THE ROLE OF THE INTERNET OF THINGS
By leveraging the Internet of Things, we can have
seamless connections to multiple community medical
providers or practitioners, who can advise, prescribe,
monitor, and only direct emergency patients to an
emergency department if absolutely necessary.
If we look at what is already happening in consumer-level
communications, we could ask Siri (or another ‘smart
assistant’) to open a patient’s medical record. The
paramedic is talking and Siri records all the information,
populating the medical records and perhaps videoing
what’s happening in the back of the ambulance.
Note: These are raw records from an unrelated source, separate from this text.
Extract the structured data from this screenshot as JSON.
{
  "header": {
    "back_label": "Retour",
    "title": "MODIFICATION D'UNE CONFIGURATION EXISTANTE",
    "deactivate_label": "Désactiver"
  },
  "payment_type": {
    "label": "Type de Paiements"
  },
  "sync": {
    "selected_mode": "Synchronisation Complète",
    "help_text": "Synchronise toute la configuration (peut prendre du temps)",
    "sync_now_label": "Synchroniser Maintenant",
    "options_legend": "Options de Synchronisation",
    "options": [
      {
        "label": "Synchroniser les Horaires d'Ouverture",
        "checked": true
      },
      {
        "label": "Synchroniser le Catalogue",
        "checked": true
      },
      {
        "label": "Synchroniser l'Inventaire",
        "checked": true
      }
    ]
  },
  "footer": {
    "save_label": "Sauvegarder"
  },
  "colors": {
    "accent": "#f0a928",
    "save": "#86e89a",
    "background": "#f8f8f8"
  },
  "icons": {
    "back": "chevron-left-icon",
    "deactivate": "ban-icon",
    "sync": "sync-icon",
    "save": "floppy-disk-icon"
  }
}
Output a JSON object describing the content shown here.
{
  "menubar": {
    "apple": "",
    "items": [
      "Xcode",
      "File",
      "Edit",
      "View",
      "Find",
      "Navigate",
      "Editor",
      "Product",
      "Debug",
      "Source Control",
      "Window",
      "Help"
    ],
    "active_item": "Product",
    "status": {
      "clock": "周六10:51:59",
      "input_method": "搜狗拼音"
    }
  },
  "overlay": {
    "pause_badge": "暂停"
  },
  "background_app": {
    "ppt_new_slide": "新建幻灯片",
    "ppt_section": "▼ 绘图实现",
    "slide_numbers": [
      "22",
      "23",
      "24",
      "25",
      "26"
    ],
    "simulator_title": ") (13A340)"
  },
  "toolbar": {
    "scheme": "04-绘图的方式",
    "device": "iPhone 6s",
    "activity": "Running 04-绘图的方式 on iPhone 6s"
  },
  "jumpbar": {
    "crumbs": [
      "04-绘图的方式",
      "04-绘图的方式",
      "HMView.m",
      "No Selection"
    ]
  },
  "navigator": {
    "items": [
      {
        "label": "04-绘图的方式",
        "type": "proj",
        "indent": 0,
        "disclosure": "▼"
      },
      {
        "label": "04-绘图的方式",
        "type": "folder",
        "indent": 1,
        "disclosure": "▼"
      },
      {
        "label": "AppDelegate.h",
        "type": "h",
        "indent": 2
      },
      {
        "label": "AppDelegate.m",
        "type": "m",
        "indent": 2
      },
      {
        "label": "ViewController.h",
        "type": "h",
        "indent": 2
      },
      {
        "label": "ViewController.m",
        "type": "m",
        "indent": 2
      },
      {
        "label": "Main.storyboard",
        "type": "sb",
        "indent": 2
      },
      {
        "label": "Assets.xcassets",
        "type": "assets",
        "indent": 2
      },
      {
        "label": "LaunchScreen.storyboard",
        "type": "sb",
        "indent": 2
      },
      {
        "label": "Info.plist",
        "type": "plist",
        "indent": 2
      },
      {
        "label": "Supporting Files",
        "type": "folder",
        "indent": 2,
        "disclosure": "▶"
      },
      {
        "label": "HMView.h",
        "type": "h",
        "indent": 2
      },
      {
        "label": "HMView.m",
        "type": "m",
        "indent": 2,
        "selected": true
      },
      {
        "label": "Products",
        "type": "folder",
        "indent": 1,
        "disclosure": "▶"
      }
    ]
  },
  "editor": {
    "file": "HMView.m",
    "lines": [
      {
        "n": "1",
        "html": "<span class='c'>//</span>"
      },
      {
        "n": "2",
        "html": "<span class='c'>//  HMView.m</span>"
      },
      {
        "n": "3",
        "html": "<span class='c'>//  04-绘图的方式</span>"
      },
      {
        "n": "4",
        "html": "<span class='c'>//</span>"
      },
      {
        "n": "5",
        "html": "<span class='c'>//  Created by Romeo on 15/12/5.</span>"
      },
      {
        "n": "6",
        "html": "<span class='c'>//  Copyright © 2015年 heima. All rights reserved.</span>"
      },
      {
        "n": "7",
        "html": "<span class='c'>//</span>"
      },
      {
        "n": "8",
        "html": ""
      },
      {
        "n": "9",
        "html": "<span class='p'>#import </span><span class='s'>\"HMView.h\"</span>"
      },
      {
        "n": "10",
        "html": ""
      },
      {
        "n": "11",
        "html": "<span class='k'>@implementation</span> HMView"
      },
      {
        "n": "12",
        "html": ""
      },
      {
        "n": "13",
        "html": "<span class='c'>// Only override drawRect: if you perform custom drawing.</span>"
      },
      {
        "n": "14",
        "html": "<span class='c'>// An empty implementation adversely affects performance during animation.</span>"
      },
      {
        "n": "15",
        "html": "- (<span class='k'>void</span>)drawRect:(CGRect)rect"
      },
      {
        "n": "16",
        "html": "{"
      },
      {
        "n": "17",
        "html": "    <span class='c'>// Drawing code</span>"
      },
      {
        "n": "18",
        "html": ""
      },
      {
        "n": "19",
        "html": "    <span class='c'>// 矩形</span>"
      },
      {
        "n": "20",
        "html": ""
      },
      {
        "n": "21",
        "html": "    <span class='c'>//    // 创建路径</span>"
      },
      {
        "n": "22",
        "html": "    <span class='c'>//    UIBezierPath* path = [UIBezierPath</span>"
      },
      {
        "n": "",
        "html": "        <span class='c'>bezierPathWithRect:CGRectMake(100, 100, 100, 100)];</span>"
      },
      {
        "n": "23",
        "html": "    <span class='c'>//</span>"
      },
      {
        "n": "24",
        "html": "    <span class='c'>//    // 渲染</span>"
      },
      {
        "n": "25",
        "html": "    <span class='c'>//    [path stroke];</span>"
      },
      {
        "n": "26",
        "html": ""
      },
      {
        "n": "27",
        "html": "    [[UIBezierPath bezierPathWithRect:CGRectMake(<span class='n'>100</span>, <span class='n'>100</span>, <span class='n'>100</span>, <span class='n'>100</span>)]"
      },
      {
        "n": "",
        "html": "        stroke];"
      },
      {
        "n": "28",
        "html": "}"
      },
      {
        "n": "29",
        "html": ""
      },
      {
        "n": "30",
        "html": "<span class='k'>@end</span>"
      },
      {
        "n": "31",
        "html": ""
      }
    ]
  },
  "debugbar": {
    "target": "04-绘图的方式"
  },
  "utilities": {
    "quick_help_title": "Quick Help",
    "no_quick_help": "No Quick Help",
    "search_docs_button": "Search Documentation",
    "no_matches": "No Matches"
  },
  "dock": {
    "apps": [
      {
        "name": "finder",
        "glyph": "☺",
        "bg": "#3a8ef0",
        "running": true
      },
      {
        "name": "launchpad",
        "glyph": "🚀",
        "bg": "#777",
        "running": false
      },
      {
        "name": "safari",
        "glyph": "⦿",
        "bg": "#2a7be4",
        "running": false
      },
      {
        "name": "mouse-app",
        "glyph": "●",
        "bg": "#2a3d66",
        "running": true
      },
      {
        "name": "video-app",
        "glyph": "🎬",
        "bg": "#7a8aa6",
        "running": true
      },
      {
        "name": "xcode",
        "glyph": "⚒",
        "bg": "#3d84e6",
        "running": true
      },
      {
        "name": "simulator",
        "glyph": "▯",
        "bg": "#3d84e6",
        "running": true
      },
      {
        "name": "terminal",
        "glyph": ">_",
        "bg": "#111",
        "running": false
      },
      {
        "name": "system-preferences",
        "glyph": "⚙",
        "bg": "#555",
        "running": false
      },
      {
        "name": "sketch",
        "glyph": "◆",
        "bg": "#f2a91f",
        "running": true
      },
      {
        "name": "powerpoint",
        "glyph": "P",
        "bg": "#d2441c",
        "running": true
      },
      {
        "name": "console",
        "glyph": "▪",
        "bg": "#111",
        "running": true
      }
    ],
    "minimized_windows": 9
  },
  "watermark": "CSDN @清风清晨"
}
Now,
instead of setting up connections, all the paramedic
needs to do is talk, and provide care for the patient. The
smart assistant is automatically recording the patient
information and populating the patient medical records,
managing the comms, videoing the situation – perhaps
even offering recommendations.
The paramedic might then say “Contact the cardiologists
at Southern Hospital,” or “Inbound seven and a half
minutes,” or “traffic heavy”. Some or all of those
communications can be automatically sent as part of the
integrated package.
With LTE and the Internet of Things, officer training can
occur dynamically, using virtual reality, augmented reality,
and artificial intelligence. This will greatly extend the
possibilities beyond the video and messaging currently
used, over the ambulance Mobile Data Terminal.
DRIVERLESS VEHICLES AND TRAFFIC CONTROL
FOR JOURNEY OPTIMISATION
Some US ambulance services are currently looking at
a future of driverless vehicles. Initially, it will be hard
to establish trust, but eventually all traffic flows will
be managed by a computer system. If you have, say
“UNIFIED CRITICAL COMMUNICATIONS
WILL BE A GAME CHANGER FOR OUR
ORGANIZATION AND OTHERS LIKE IT.”
400 drivers, you might now only need 100 to keep the
automatic driverless system on the road. That will make
better use of a shrinking resource, as the others can be
upskilled and redeployed as mobile paramedics, who are
now solely responsible for clinician tasks. The automated
communications platform is essential for this approach.
Another traffic control solution is the green light
card which provides a green light current through all
intersections. Bus systems are doing that right now
by delaying or advancing traffic light phase changes
to speed up public transport; in Finland, for example,
the bus authority is connected into the traffic authority
as part of a Smart City initiative. Emergency service
organizations can integrate with CAD dispatch systems
to forecast emergency calls and provide ambulance
pathways along a green light corridor.
Currently still a work in progress, it also provides
advantages from a worker health and safety perspective,
by reducing driver stress and the risk of accidents.
WHERE TO FROM HERE?
Unified Critical Communications will be a game changer
for our organization and others like it. As Program
Director for Health Infrastructure, I am an advocate of
bringing the network with you. That means a WiFi bubble
inside the vehicle, external links to the paramedic outside
the vehicle, and also gives us a significantly smaller
device footprint within the vehicle.
4G/5G, IoT and Big Data are already making these things
possible, and NSW Ambulance is ready to invest. What we
need is an experienced communications partner who we
can feed raw data about what we want to achieve. They
will develop the comms solutions that provide it.